IT-Unterstützung zur Nachverfolgung von Corona-Infizierten im Gesundheitsamt Kreis Düren

Die Bewältigung der Corona-Pandemie ist eine Aufgabe, die diejenigen, die auf allen Ebenen unseres Staates Verantwortung tragen, seit nunmehr bald einem Jahr tagtäglich aufs Neue herausfordert. Seit März 2020 sind die Mitarbeiterinnen und Mitarbeiter des Gesundheitsamtes mit Unterstützung von Zeitarbeitskräften und Angehörigen der Bundeswehr für die Nachverfolgung der Kontakte nachweislich Corona-Infizierter verantwortlich. Dabei zeigen alle Beteiligten eine außerordentliche Leistungsbereitschaft und arbeiten mit großem Erfolg bis zur Grenze der Belastbarkeit.
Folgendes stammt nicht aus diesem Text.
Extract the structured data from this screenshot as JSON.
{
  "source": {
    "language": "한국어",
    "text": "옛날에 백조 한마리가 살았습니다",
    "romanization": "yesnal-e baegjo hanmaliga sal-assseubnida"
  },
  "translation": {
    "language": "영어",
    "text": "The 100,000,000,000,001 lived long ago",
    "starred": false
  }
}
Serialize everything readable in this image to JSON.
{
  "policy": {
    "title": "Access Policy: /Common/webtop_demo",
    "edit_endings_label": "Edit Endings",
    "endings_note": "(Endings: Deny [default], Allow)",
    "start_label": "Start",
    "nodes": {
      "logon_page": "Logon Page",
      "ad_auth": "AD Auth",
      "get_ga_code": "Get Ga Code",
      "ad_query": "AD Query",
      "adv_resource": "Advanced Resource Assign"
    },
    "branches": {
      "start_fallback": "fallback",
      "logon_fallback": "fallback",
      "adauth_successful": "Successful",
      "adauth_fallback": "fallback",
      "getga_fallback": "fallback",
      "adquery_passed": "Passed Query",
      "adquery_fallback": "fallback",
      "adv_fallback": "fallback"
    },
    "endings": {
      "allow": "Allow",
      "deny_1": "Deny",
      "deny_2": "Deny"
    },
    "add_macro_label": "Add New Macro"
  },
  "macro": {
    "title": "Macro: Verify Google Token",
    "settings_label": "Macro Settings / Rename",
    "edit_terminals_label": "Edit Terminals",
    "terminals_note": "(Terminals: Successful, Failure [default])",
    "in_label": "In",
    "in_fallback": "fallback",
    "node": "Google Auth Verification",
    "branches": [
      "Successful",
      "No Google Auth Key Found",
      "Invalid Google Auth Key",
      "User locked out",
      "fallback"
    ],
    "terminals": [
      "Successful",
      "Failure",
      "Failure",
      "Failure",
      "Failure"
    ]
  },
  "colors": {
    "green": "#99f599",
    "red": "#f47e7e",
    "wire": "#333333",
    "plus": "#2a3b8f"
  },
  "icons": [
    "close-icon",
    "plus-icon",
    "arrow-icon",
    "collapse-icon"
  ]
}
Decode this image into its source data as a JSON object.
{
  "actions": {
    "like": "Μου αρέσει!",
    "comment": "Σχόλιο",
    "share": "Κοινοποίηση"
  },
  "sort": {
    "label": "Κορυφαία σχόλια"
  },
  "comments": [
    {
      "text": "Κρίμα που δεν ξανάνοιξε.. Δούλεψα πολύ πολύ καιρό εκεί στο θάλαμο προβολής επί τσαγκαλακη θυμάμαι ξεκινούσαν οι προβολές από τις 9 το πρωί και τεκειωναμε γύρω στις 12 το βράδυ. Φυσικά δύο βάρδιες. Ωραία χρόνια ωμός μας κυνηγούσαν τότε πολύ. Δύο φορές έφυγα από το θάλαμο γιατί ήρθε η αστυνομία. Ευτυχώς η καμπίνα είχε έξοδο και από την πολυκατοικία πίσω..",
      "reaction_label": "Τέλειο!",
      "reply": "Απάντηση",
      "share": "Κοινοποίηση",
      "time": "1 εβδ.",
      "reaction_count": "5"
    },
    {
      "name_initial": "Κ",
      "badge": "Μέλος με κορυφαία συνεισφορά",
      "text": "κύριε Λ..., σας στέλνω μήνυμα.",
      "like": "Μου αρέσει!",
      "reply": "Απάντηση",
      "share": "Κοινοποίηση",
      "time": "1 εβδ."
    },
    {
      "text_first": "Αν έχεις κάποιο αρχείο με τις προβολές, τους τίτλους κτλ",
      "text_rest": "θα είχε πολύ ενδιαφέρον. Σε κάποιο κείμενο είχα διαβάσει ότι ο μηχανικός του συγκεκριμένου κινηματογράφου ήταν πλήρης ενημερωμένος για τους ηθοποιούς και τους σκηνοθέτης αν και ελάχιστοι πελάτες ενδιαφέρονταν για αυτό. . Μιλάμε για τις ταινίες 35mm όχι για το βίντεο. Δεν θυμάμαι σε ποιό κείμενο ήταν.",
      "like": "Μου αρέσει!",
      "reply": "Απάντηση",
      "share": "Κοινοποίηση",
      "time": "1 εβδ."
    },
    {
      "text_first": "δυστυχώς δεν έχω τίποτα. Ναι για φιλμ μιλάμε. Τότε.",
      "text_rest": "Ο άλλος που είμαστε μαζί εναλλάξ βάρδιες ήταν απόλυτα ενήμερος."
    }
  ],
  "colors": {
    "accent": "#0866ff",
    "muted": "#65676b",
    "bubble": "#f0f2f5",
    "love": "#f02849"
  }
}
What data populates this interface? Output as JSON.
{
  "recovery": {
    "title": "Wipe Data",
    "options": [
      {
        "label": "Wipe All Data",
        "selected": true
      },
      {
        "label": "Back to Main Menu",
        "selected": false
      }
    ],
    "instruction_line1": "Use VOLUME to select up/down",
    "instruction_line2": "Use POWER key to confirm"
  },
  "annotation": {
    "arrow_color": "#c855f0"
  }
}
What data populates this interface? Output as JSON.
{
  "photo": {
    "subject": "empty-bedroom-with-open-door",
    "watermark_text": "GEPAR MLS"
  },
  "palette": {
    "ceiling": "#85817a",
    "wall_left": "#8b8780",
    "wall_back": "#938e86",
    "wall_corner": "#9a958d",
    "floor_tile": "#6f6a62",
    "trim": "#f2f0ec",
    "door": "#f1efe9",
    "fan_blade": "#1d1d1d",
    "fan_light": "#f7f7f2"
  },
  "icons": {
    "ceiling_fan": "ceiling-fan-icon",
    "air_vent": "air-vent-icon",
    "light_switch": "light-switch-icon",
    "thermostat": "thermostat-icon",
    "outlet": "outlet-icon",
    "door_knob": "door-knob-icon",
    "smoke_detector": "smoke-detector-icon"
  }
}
Wir möchten dem Kreis dafür ausdrücklich unsere höchste Anerkennung aussprechen.

Gleichzeitig ergibt sich aus Gesprächen mit Beteiligten der Eindruck, dass die Arbeit im Kreis Düren im Vergleich zu anderen Kreisen nach wie vor in hohem Grade papierlastig erfolgt und damit aufwändiger ist, als in anderen Kreisen, wo in höherem Maße moderne IT-Infrastruktur, u.a. das von Bund und Ländern empfohlene System SORMAS eingesetzt wird. Eine bestmögliche Systemunterstützung zur Erledigung der notwendigen Arbeiten ist für uns zwingend notwendig. Vor allem gilt es, die Möglichkeiten der Kontaktnachverfolgung so zu stärken und auszustatten, dass die Maßnahmen schnellstmöglich umgesetzt und somit die Infektionsketten unterbrochen werden können.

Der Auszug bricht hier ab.